WHICH COUNTRIES ARE ON THE RED LIST? 

  • Angola
  • Argentina
  • Bangladesh
  • Bolivia
  • Botswana
  • Brazil
  • Burundi
  • Cape Verde
  • Chile
  • Colombia
  • Democratic Republic of the Congo
  • Ecuador
  • Eswatini
  • Ethiopia
  • French Guiana
  • Guyana
  • Kenya
  • Lesotho
  • Malawi
  • Mozambique
  • Namibia
  • Oman
  • Pakistan
  • Panama
  • Paraguay
  • Peru
  • Philippines
  • Qatar
  • Rwanda
  • Seychelles
  • Somalia
  • South Africa
  • Suriname
  • Tanzania
  • United Arab Emirates (UAE)
  • Uruguay
  • Venezuela
  • Zambia
  • Zimbabwe

India is still not on the red list, which means travellers would have to go into hotel quarantine in case they have coronavirus, despite its close neighbours being on the list even though they have smaller outbreaks.

A No 10 spokesman said today: ‘We add and remove countries based on the latest scientific data and public health advice from a range of world-leading experts.

‘We keep it under constant review and we won’t hesitate to introduce tougher restrictions and add countries if we think it is necessary.’

India is going through a rough second wave of the virus, with higher infection rates than during the first explosion in cases last summer.

A staggering 175,910 new cases were diagnosed yesterday, almost treble the 65,000 cases on April 1.

Boris Johnson will visit India on April 26 and his team insist ‘all elements of the trip will be Covid-secure’.   

It comes as Britain’s daily Covid cases fell again yesterday as officials recorded just 2,596 positive tests — down 20 per cent in a week.

Department of Health bosses also posted 34 daily deaths — down 43 per cent on last Friday’s figures.

And the most up-to-date hospital admission figures show the number of infected coronavirus patients needing NHS care plunged to 204 on April 12, compared to 235 the previous week. 

Daily admissions were above 4,000 at the peak in January. 

Another 129,782 first doses were also dished out on Thursday, taking the UK’s total number of vaccinated adults to 32.5million. 

Some 417,683 were also given second dose, with the number fully vaccinated now at 8.9million.

It comes as official estimates yesterday suggested England’s coronavirus R rate could now be as low as 0.7 and infections are continuing to fall.

No10’s scientific advisers predict the reproduction rate — the average number of people infected patients pass the virus on to — is no higher than 1.0. Last week SAGE said the figure was likely between 0.8 and 1.0.

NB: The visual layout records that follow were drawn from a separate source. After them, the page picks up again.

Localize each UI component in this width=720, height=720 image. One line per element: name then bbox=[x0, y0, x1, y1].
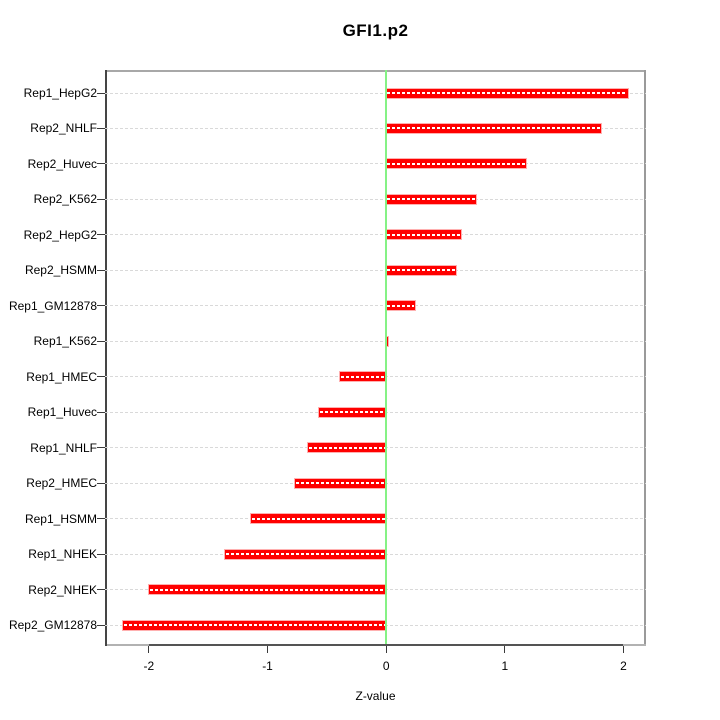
y-axis-label-Rep1_NHEK: Rep1_NHEK bbox=[28, 547, 97, 562]
x-axis-tick-label: -1 bbox=[262, 659, 273, 673]
y-axis-tick bbox=[97, 624, 105, 626]
y-axis-label-Rep2_NHEK: Rep2_NHEK bbox=[28, 582, 97, 597]
y-axis-line bbox=[105, 70, 107, 646]
bar-Rep2_HMEC bbox=[294, 478, 387, 488]
bar-Rep2_K562 bbox=[386, 194, 477, 204]
y-axis-tick bbox=[97, 447, 105, 449]
x-axis-tick bbox=[267, 646, 269, 653]
gridline bbox=[105, 269, 646, 271]
bar-Rep2_Huvec bbox=[386, 159, 527, 169]
y-axis-label-Rep1_HepG2: Rep1_HepG2 bbox=[23, 86, 97, 100]
bar-Rep2_NHEK bbox=[148, 585, 387, 595]
bar-shading-dashes bbox=[225, 553, 386, 556]
bar-shading-dashes bbox=[387, 269, 456, 272]
x-axis-tick bbox=[148, 646, 150, 653]
bar-shading-dashes bbox=[295, 482, 386, 485]
gridline bbox=[105, 340, 646, 342]
bar-Rep2_GM12878 bbox=[122, 620, 387, 630]
chart-title: GFI1.p2 bbox=[342, 21, 409, 40]
y-axis-tick bbox=[97, 305, 105, 307]
bar-Rep1_HepG2 bbox=[386, 88, 629, 98]
y-axis-label-Rep1_GM12878: Rep1_GM12878 bbox=[8, 298, 97, 313]
bar-shading-dashes bbox=[123, 624, 386, 626]
bar-Rep1_HMEC bbox=[339, 372, 387, 382]
y-axis-label-Rep2_Huvec: Rep2_Huvec bbox=[27, 156, 97, 171]
y-axis-label-Rep1_Huvec: Rep1_Huvec bbox=[27, 405, 97, 420]
bar-shading-dashes bbox=[308, 446, 386, 449]
gridline bbox=[105, 163, 646, 165]
y-axis-tick bbox=[97, 234, 105, 236]
y-axis-tick bbox=[97, 198, 105, 200]
bar-shading-dashes bbox=[387, 233, 460, 236]
y-axis-label-Rep1_HSMM: Rep1_HSMM bbox=[24, 511, 97, 526]
y-axis-label-Rep2_HMEC: Rep2_HMEC bbox=[26, 476, 97, 491]
bar-Rep1_HSMM bbox=[250, 514, 387, 524]
bar-shading-dashes bbox=[387, 162, 526, 165]
y-axis-label-Rep2_HepG2: Rep2_HepG2 bbox=[23, 227, 97, 242]
y-axis-tick bbox=[97, 92, 105, 94]
y-axis-tick bbox=[97, 482, 105, 484]
y-axis-label-Rep2_HSMM: Rep2_HSMM bbox=[24, 263, 97, 278]
plot-area bbox=[97, 70, 646, 653]
x-axis-tick-label: 1 bbox=[501, 659, 509, 673]
x-axis-tick bbox=[504, 646, 506, 653]
x-axis-tick-label: 0 bbox=[382, 659, 390, 673]
gridline bbox=[105, 127, 646, 129]
x-axis-tick bbox=[385, 646, 387, 653]
y-axis-label-Rep2_K562: Rep2_K562 bbox=[33, 192, 97, 207]
y-axis-tick bbox=[97, 269, 105, 271]
x-axis-line bbox=[148, 644, 624, 646]
y-axis-label-Rep2_NHLF: Rep2_NHLF bbox=[30, 121, 97, 136]
bar-Rep1_NHLF bbox=[307, 443, 387, 453]
bar-shading-dashes bbox=[340, 375, 386, 378]
gridline bbox=[105, 234, 646, 236]
bar-Rep2_NHLF bbox=[386, 123, 601, 133]
x-axis-tick-label: 2 bbox=[620, 659, 627, 673]
bar-Rep1_Huvec bbox=[318, 407, 387, 417]
y-axis-tick bbox=[97, 589, 105, 591]
gridline bbox=[105, 92, 646, 94]
y-axis-tick bbox=[97, 553, 105, 555]
bar-Rep1_GM12878 bbox=[386, 301, 415, 311]
x-axis-title: Z-value bbox=[355, 689, 396, 703]
plot-border-top bbox=[105, 70, 646, 72]
plot-border-right bbox=[644, 70, 646, 646]
x-axis-tick bbox=[622, 646, 624, 653]
bar-Rep2_HSMM bbox=[386, 265, 457, 275]
y-axis-tick bbox=[97, 518, 105, 520]
y-axis-tick bbox=[97, 411, 105, 413]
x-axis-tick-label: -2 bbox=[143, 659, 155, 673]
bar-Rep2_HepG2 bbox=[386, 230, 461, 240]
zero-reference-line bbox=[385, 70, 388, 646]
y-axis-label-Rep1_NHLF: Rep1_NHLF bbox=[30, 440, 97, 455]
y-axis-tick bbox=[97, 376, 105, 378]
bar-shading-dashes bbox=[387, 127, 600, 130]
bar-Rep1_NHEK bbox=[224, 549, 387, 559]
y-axis-tick bbox=[97, 163, 105, 165]
y-axis-label-Rep2_GM12878: Rep2_GM12878 bbox=[8, 618, 97, 632]
bar-shading-dashes bbox=[251, 517, 386, 520]
y-axis-label-Rep1_HMEC: Rep1_HMEC bbox=[26, 369, 97, 384]
y-axis-tick bbox=[97, 340, 105, 342]
bar-shading-dashes bbox=[149, 588, 386, 591]
bar-shading-dashes bbox=[387, 304, 414, 307]
y-axis-tick bbox=[97, 127, 105, 129]
bar-shading-dashes bbox=[387, 198, 476, 201]
y-axis-label-Rep1_K562: Rep1_K562 bbox=[33, 334, 97, 349]
gridline bbox=[105, 198, 646, 200]
gridline bbox=[105, 305, 646, 307]
bar-shading-dashes bbox=[387, 92, 628, 94]
bar-shading-dashes bbox=[319, 411, 386, 414]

Office for National Statistics surveillance data also suggested only one in 500 people in England had the virus at any point in the week ending April 10, a 34 per cent drop from the previous week. 

For comparison, the rate during the darkest days of the nation’s second wave in January was around one in 50 – or 2 per cent of the population.

Pubs and restaurants had not reopened for outdoor service for the time period covered by the ONS data, although schools had been welcoming back pupils for more than a month.